Sarajevo – Daughter, wife, mother

She had no way of knowing that going back fifteen generations every one of her female ancestors had been raped into pregnancy. She didn’t know her biological mother and so hadn’t guessed at her residual ways—the intense but fractionally ambivalent love, the night sweats, the fear of elevators.

Her childhood had been happy; the war had brought much emotional pain and little adventure to her teenage years; college had been a revelation; and her first three boyfriends had been supple, generous, respectful lovers. Her fourth affair was with an older woman, slightly damaged in an enduring way but nothing that caused our young lady any lasting harm. Her fifth was her first love. After a year she was married and pregnant and happiness trembled within her with such youth that the cheeks of the passing elderly shone.

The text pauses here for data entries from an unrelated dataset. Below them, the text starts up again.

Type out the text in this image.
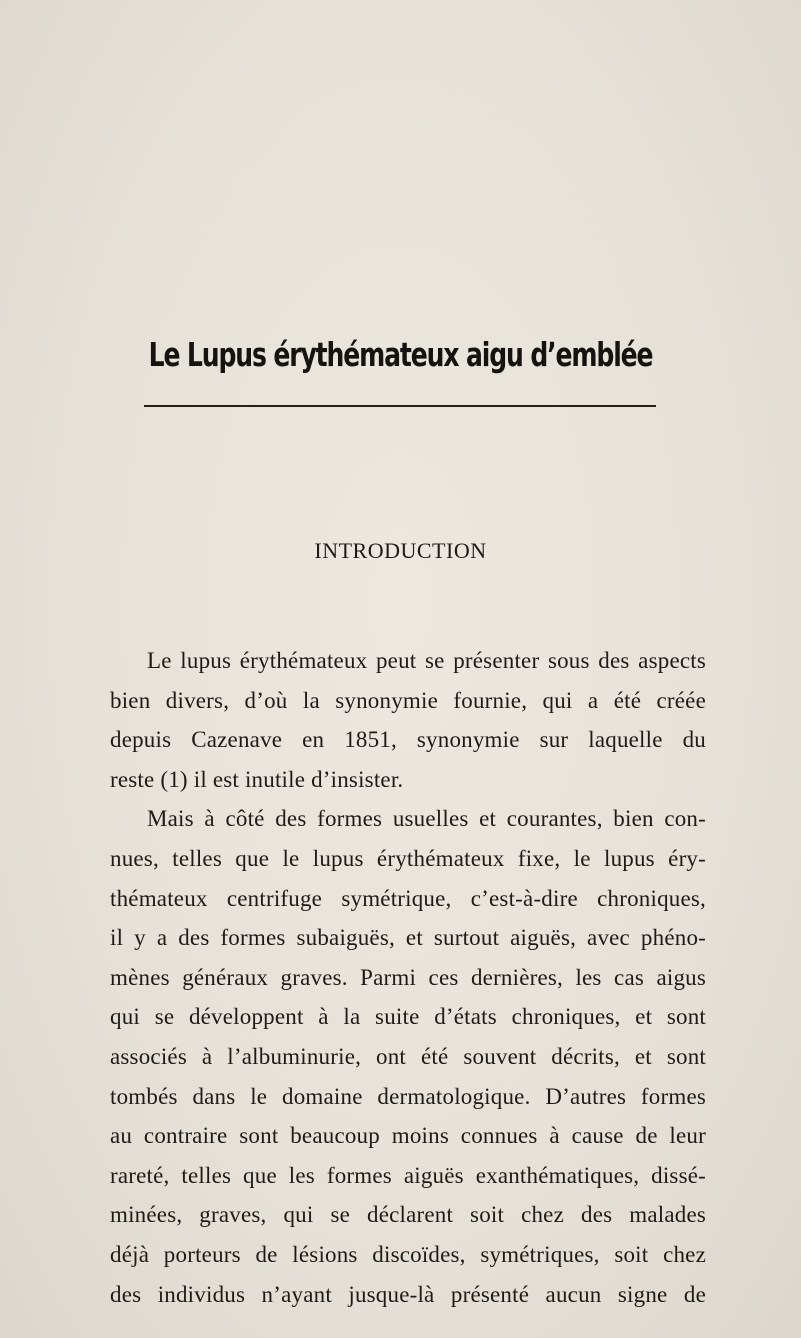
Le Lupus érythémateux aigu d’emblée
INTRODUCTION
Le lupus érythémateux peut se présenter sous des aspects
bien divers, d’où la synonymie fournie, qui a été créée
depuis Cazenave en 1851, synonymie sur laquelle du
reste (1) il est inutile d’insister.
Mais à côté des formes usuelles et courantes, bien con-
nues, telles que le lupus érythémateux fixe, le lupus éry-
thémateux centrifuge symétrique, c’est-à-dire chroniques,
il y a des formes subaiguës, et surtout aiguës, avec phéno-
mènes généraux graves. Parmi ces dernières, les cas aigus
qui se développent à la suite d’états chroniques, et sont
associés à l’albuminurie, ont été souvent décrits, et sont
tombés dans le domaine dermatologique. D’autres formes
au contraire sont beaucoup moins connues à cause de leur
rareté, telles que les formes aiguës exanthématiques, dissé-
minées, graves, qui se déclarent soit chez des malades
déjà porteurs de lésions discoïdes, symétriques, soit chez
des individus n’ayant jusque-là présenté aucun signe de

Her obstetrician, however, was an ass. On a crisp Sunday morning with the windows to her hospital room thrown open she handed her newborn baby to her adoring husband and thanked her adoptive mother for helping her put on a robe and brush her hair so she could thank the doctor properly. One sharp knock at the door—less than one almost—barely preceded the brisk entry of the white-haired physician with a nose like a door knob. He straddled the center of the room and struggled not too hard to suppress his total scorn for a marital union between a Serb and a filthy Bosniak. He thought back to this young woman’s mom, who had sat in this same room and cried like a barn animal after giving away her daughter.

“Con-grat-u-la-tions,” he said to the ceiling before turning his giant ochre eyesteethface in the direction of the baby he’d touched before anyone. An unfiltered cigarette traced a familiar arc, fit a familiar groove, combusted into many different things but especially preordained regret. He exhaled twice. “I was your mother’s obstetrician.” The room held its breath and seemed to throw up its pleading hands. “I asked her why she gave her daughter away and she said that she’d been raped. That’s what she would call it.” The husband, afraid of hurting the baby, willed the new and considerable tension in his being into his brow and jaw. “She told me this too: every woman in her line going back as far as anyone could remember had conceived out of rape. She was no less than the fifteenth consecutive rape victim. I tell the truth, unaltered. I’m glad your child is a son. Had it been a girl I hope she’d have had the sense not to marry the rapist.”

With that he pivoted and left with what he supposed to be total dignity. That he wasn’t punched in the neck owed less to the fact that the husband was holding the baby than to the way she laid two timeless fingers on his wrist and sent two of the loveliest, most plaintive sounds he’d ever heard up from her depths. Recently abandoned, newly filled depths. With something close enough to completion to call completion, she gave herself to an embrace of her husband and baby. And with an absolute poem of meaning her arm stretched out to her adoptive mother, who had been looking out the window and seeing nothing. Four lovely souls holding tight to a swirling bundle of feelings that has all but never been experienced in this or any other time. Lovely.